Le ministre Dubé a admis qu’il craignait effectivement que la vaccination obligatoire entraîne des ruptures de service dans le réseau déjà fragilisé par la pénurie de main-d’œuvre. Il a rappelé qu’au pire de la pandémie, quelque 12 000 travailleurs étaient absents du réseau. Aujourd’hui, ce nombre tourne autour de 2000.

« Ça nous donne une certaine flexibilité », a-t-il soutenu. « S‘il y a beaucoup de personnes du réseau qui s’en vont, c’est qu’on va être obligé de baisser encore les chirurgies, c’est ça qui va être notre choix », a prévenu M. Dubé.

Même si tous favorables à la vaccination, les syndicats représentants les travailleurs du secteur de la santé ont dit s’inquiéter que cette mesure coercitive n’entraîne des départs. Ils ont déploré l’absence de consultation de la part du gouvernement Legault alors qu’ils ont appris l’intention en conférence de presse.

La FIQ note une d’ailleurs une « incohérence » alors qu’une directive datée du mois d’août permet l’allégement de consignes sanitaires dans le réseau, comme la fermeture de certaines zones chaudes. « C’est une grave erreur », a lancé le président de la FSSS-CSN, Jeff Begley, qui plaide plutôt pour un renforcement des consignes sanitaires avec l’arrivée du variant Delta.
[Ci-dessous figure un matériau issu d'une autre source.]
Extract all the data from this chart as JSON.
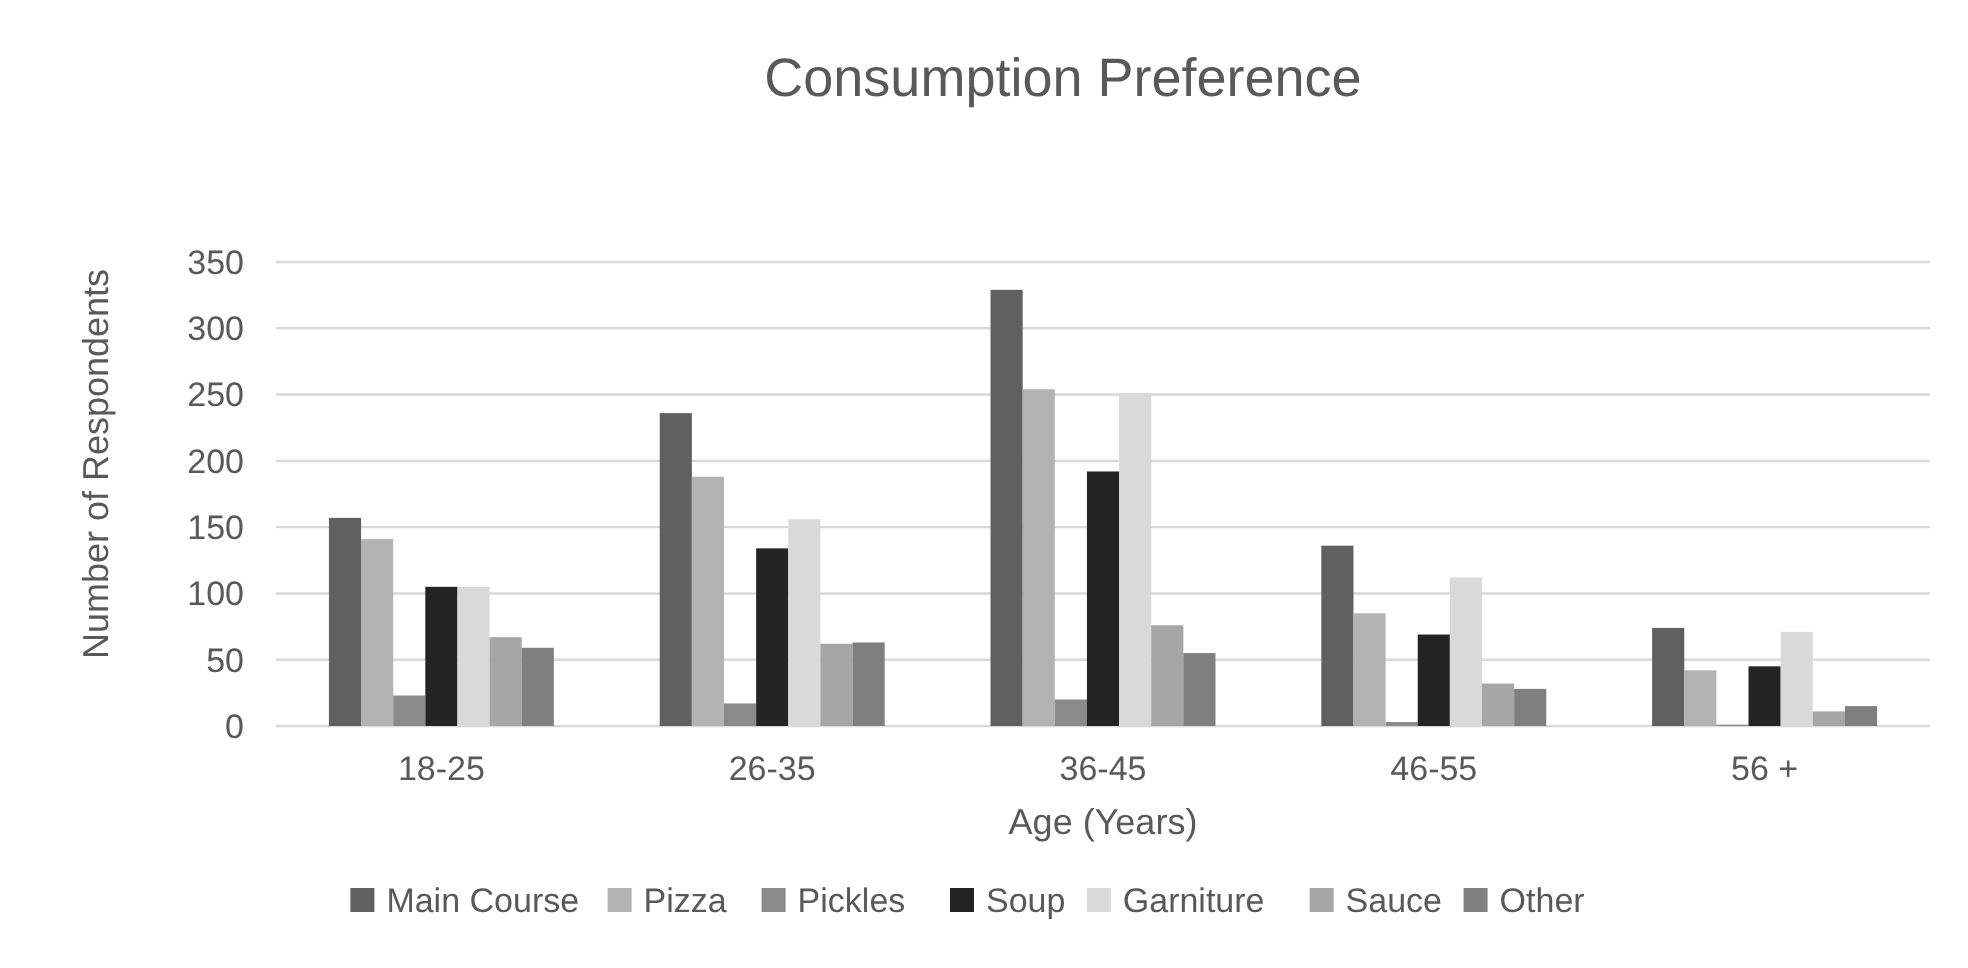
{
  "chart_data": {
    "type": "bar",
    "title": "Consumption Preference",
    "xlabel": "Age (Years)",
    "ylabel": "Number of Respondents",
    "categories": [
      "18-25",
      "26-35",
      "36-45",
      "46-55",
      "56 +"
    ],
    "series": [
      {
        "name": "Main Course",
        "color": "#606060",
        "values": [
          157,
          236,
          329,
          136,
          74
        ]
      },
      {
        "name": "Pizza",
        "color": "#b3b3b3",
        "values": [
          141,
          188,
          254,
          85,
          42
        ]
      },
      {
        "name": "Pickles",
        "color": "#8a8a8a",
        "values": [
          23,
          17,
          20,
          3,
          1
        ]
      },
      {
        "name": "Soup",
        "color": "#232323",
        "values": [
          105,
          134,
          192,
          69,
          45
        ]
      },
      {
        "name": "Garniture",
        "color": "#d9d9d9",
        "values": [
          105,
          156,
          251,
          112,
          71
        ]
      },
      {
        "name": "Sauce",
        "color": "#a6a6a6",
        "values": [
          67,
          62,
          76,
          32,
          11
        ]
      },
      {
        "name": "Other",
        "color": "#7f7f7f",
        "values": [
          59,
          63,
          55,
          28,
          15
        ]
      }
    ],
    "ylim": [
      0,
      350
    ],
    "yticks": [
      0,
      50,
      100,
      150,
      200,
      250,
      300,
      350
    ],
    "grid": "y",
    "legend": "bottom"
  }
}
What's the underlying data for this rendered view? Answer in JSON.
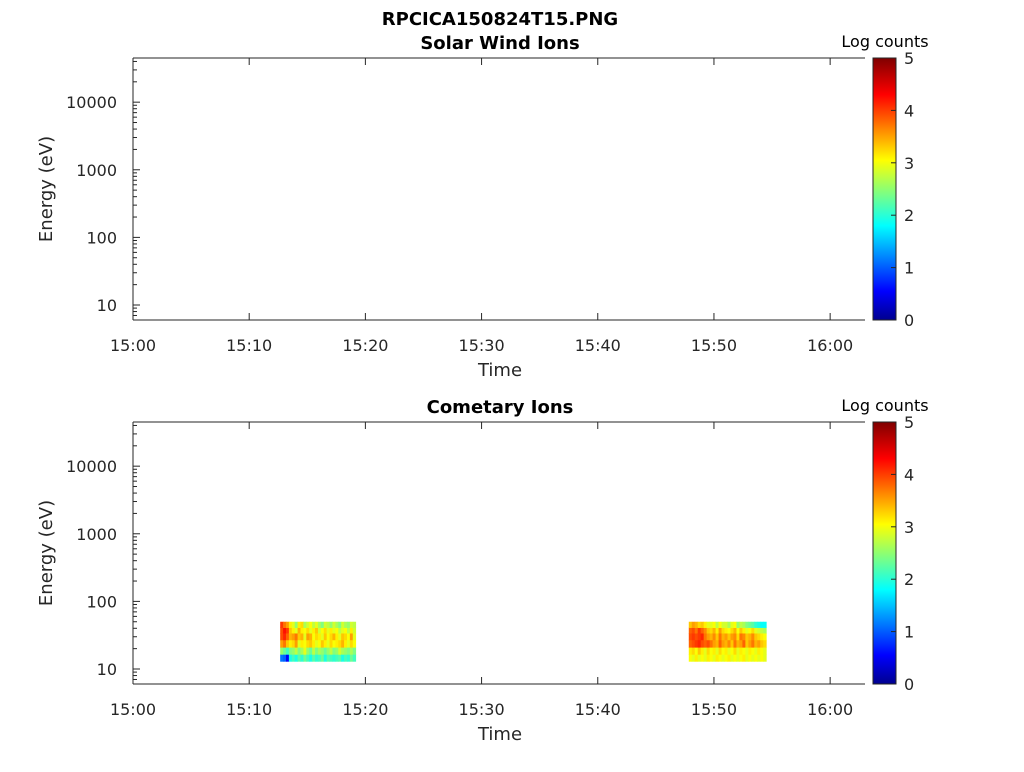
{
  "figure": {
    "title": "RPCICA150824T15.PNG"
  },
  "colormap": {
    "name": "jet",
    "stops": [
      "#00008f",
      "#0000ff",
      "#00ffff",
      "#ffff00",
      "#ff0000",
      "#800000"
    ]
  },
  "chart_data": [
    {
      "type": "heatmap",
      "title": "Solar Wind Ions",
      "xlabel": "Time",
      "ylabel": "Energy (eV)",
      "yscale": "log",
      "ylim": [
        6,
        45000
      ],
      "xlim": [
        "15:00",
        "16:03"
      ],
      "xticks": [
        "15:00",
        "15:10",
        "15:20",
        "15:30",
        "15:40",
        "15:50",
        "16:00"
      ],
      "yticks": [
        "10",
        "100",
        "1000",
        "10000"
      ],
      "colorbar": {
        "label": "Log counts",
        "range": [
          0,
          5
        ],
        "ticks": [
          "0",
          "1",
          "2",
          "3",
          "4",
          "5"
        ]
      },
      "energy_bins": [],
      "blocks": []
    },
    {
      "type": "heatmap",
      "title": "Cometary Ions",
      "xlabel": "Time",
      "ylabel": "Energy (eV)",
      "yscale": "log",
      "ylim": [
        6,
        45000
      ],
      "xlim": [
        "15:00",
        "16:03"
      ],
      "xticks": [
        "15:00",
        "15:10",
        "15:20",
        "15:30",
        "15:40",
        "15:50",
        "16:00"
      ],
      "yticks": [
        "10",
        "100",
        "1000",
        "10000"
      ],
      "colorbar": {
        "label": "Log counts",
        "range": [
          0,
          5
        ],
        "ticks": [
          "0",
          "1",
          "2",
          "3",
          "4",
          "5"
        ]
      },
      "energy_bins": [
        13,
        16.5,
        21,
        27,
        34,
        41,
        50
      ],
      "blocks": [
        {
          "start": "15:12:40",
          "end": "15:19:10",
          "columns": [
            [
              1.2,
              2.6,
              3.6,
              4.0,
              4.0,
              4.1
            ],
            [
              1.1,
              2.4,
              3.8,
              4.2,
              4.3,
              3.8
            ],
            [
              0.6,
              2.2,
              3.4,
              3.9,
              4.1,
              3.6
            ],
            [
              2.0,
              2.5,
              3.2,
              3.5,
              3.4,
              3.2
            ],
            [
              2.2,
              2.6,
              3.3,
              3.6,
              3.2,
              3.0
            ],
            [
              2.0,
              2.8,
              3.6,
              3.8,
              3.0,
              2.6
            ],
            [
              2.3,
              2.5,
              3.0,
              3.4,
              3.5,
              3.2
            ],
            [
              2.1,
              2.7,
              3.2,
              3.5,
              3.2,
              3.3
            ],
            [
              2.4,
              3.0,
              3.1,
              3.0,
              3.1,
              2.7
            ],
            [
              2.2,
              2.6,
              3.3,
              3.6,
              3.3,
              2.9
            ],
            [
              2.0,
              2.4,
              3.4,
              3.5,
              3.0,
              3.1
            ],
            [
              2.3,
              2.8,
              3.2,
              3.1,
              3.2,
              2.8
            ],
            [
              2.1,
              2.5,
              3.0,
              3.3,
              3.4,
              3.0
            ],
            [
              2.2,
              2.7,
              3.1,
              3.2,
              2.9,
              2.7
            ],
            [
              2.4,
              2.6,
              3.4,
              3.0,
              3.1,
              2.5
            ],
            [
              2.0,
              2.4,
              3.2,
              3.4,
              3.3,
              2.9
            ],
            [
              2.3,
              2.6,
              3.0,
              3.1,
              3.0,
              2.8
            ],
            [
              2.2,
              2.8,
              3.3,
              3.3,
              3.2,
              2.6
            ],
            [
              2.1,
              2.5,
              3.1,
              3.5,
              3.0,
              2.9
            ],
            [
              2.2,
              2.6,
              3.2,
              3.2,
              3.1,
              2.7
            ],
            [
              2.3,
              2.9,
              3.3,
              3.0,
              2.8,
              2.5
            ],
            [
              2.0,
              2.7,
              3.5,
              3.4,
              3.0,
              2.9
            ],
            [
              2.2,
              2.6,
              3.2,
              3.3,
              3.1,
              2.7
            ],
            [
              2.1,
              2.5,
              3.0,
              3.1,
              2.8,
              2.6
            ],
            [
              2.4,
              2.7,
              3.3,
              3.6,
              3.2,
              2.9
            ],
            [
              2.2,
              2.5,
              3.1,
              3.0,
              2.9,
              2.8
            ]
          ]
        },
        {
          "start": "15:47:50",
          "end": "15:54:30",
          "columns": [
            [
              3.1,
              3.2,
              3.9,
              4.0,
              3.9,
              3.4
            ],
            [
              3.0,
              3.3,
              4.0,
              4.1,
              4.0,
              3.6
            ],
            [
              3.2,
              3.1,
              4.1,
              4.0,
              3.8,
              3.5
            ],
            [
              3.0,
              3.4,
              4.2,
              4.1,
              4.1,
              3.3
            ],
            [
              3.1,
              3.2,
              4.0,
              4.2,
              3.9,
              3.4
            ],
            [
              3.0,
              3.0,
              3.9,
              3.8,
              3.7,
              3.2
            ],
            [
              3.2,
              3.3,
              4.0,
              3.6,
              3.4,
              3.0
            ],
            [
              3.1,
              3.1,
              3.8,
              3.5,
              3.3,
              3.0
            ],
            [
              3.0,
              3.2,
              3.6,
              3.7,
              3.5,
              3.1
            ],
            [
              3.2,
              3.0,
              3.5,
              3.4,
              3.2,
              2.8
            ],
            [
              3.1,
              3.3,
              3.9,
              3.8,
              3.6,
              3.1
            ],
            [
              3.0,
              3.1,
              3.6,
              3.5,
              3.3,
              2.9
            ],
            [
              3.1,
              3.2,
              3.5,
              3.6,
              3.2,
              2.9
            ],
            [
              3.2,
              3.0,
              3.7,
              3.4,
              3.1,
              2.7
            ],
            [
              3.0,
              3.1,
              3.4,
              3.6,
              3.3,
              3.0
            ],
            [
              3.1,
              3.3,
              3.8,
              3.7,
              3.5,
              3.1
            ],
            [
              3.0,
              3.0,
              3.5,
              3.3,
              3.1,
              2.6
            ],
            [
              3.1,
              3.2,
              3.6,
              3.8,
              3.4,
              2.8
            ],
            [
              3.2,
              3.1,
              3.9,
              3.7,
              3.2,
              2.7
            ],
            [
              3.0,
              3.0,
              3.4,
              3.4,
              3.0,
              2.5
            ],
            [
              3.1,
              3.2,
              3.6,
              3.5,
              3.1,
              2.4
            ],
            [
              3.0,
              3.1,
              3.8,
              3.7,
              3.3,
              2.3
            ],
            [
              3.1,
              3.0,
              3.5,
              3.4,
              3.0,
              2.1
            ],
            [
              3.0,
              3.2,
              3.6,
              3.3,
              2.9,
              2.0
            ],
            [
              3.1,
              3.1,
              3.4,
              3.2,
              2.8,
              1.9
            ],
            [
              3.0,
              3.0,
              3.3,
              3.1,
              2.7,
              1.9
            ]
          ]
        }
      ]
    }
  ]
}
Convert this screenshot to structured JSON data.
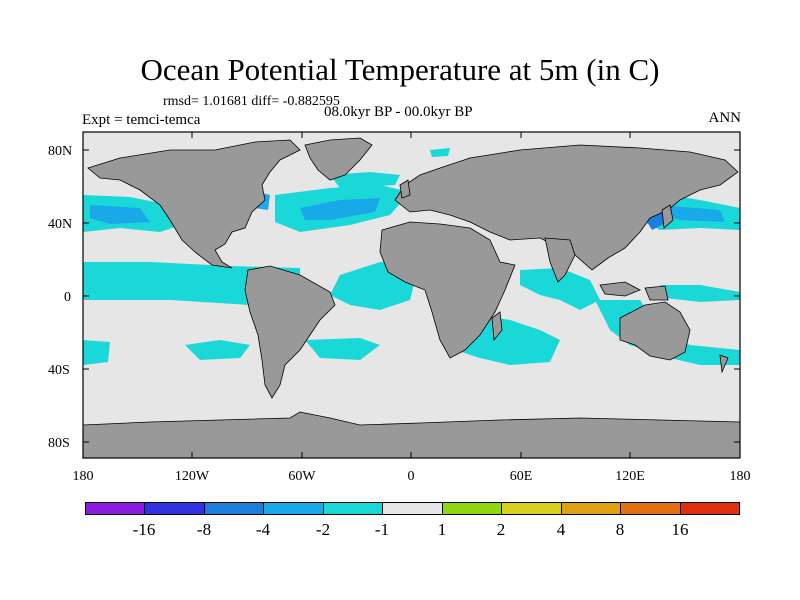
{
  "title": "Ocean Potential Temperature at 5m (in C)",
  "stats": "rmsd= 1.01681 diff= -0.882595",
  "experiment": "Expt = temci-temca",
  "period": "08.0kyr BP - 00.0kyr BP",
  "season": "ANN",
  "axes": {
    "y_ticks": [
      "80N",
      "40N",
      "0",
      "40S",
      "80S"
    ],
    "x_ticks": [
      "180",
      "120W",
      "60W",
      "0",
      "60E",
      "120E",
      "180"
    ]
  },
  "colors": {
    "land": "#999999",
    "ocean_neutral": "#e6e6e6",
    "anom_neg1": "#1ad8d8",
    "anom_neg2": "#19a8e8",
    "anom_neg4": "#1c7fdc",
    "anom_pos1": "#8fd810"
  },
  "colorbar": {
    "bins": [
      "#8a1ce0",
      "#2f32e0",
      "#1c7fdc",
      "#19a8e8",
      "#1ad8d8",
      "#e6e6e6",
      "#8fd810",
      "#d8d01c",
      "#e0a014",
      "#e07010",
      "#e03010"
    ],
    "labels": [
      "-16",
      "-8",
      "-4",
      "-2",
      "-1",
      "1",
      "2",
      "4",
      "8",
      "16"
    ]
  }
}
La CSN a prévenu qu’il y aura des contestations et dépôts de griefs que le syndicat devra défendre.

Pas de recommandations

Les partis d’opposition ont décrié à l’unisson qu’il n’est pas prévu que la commission de la santé et des services sociaux, qui mène deux jours de travaux, ne fournisse un rapport avec des recommandations.

« Ça questionne à savoir si c’est une opération de relations publiques ou c’est une véritable intention d’avoir des discussions, d’avoir des échanges », a questionné la députée libérale, Marie Montpetit, avant le début des travaux.

« J’espère que [le gouvernement] ne nous a pas convoqué ici pour la galerie », a lancé pour sa part le député de Québec solidaire, Vincent Marissal.

Les libéraux souhaitent que la vaccination obligatoire soit étendue à plusieurs autres métiers que les travailleurs de la santé. Québec solidaire estime que la mesure pour le secteur de la santé se justifie dans le contexte. Le Parti québécois ne s’est pas encore prononcé pour ou contre la vaccination obligatoire préférant attendre la fin des travaux.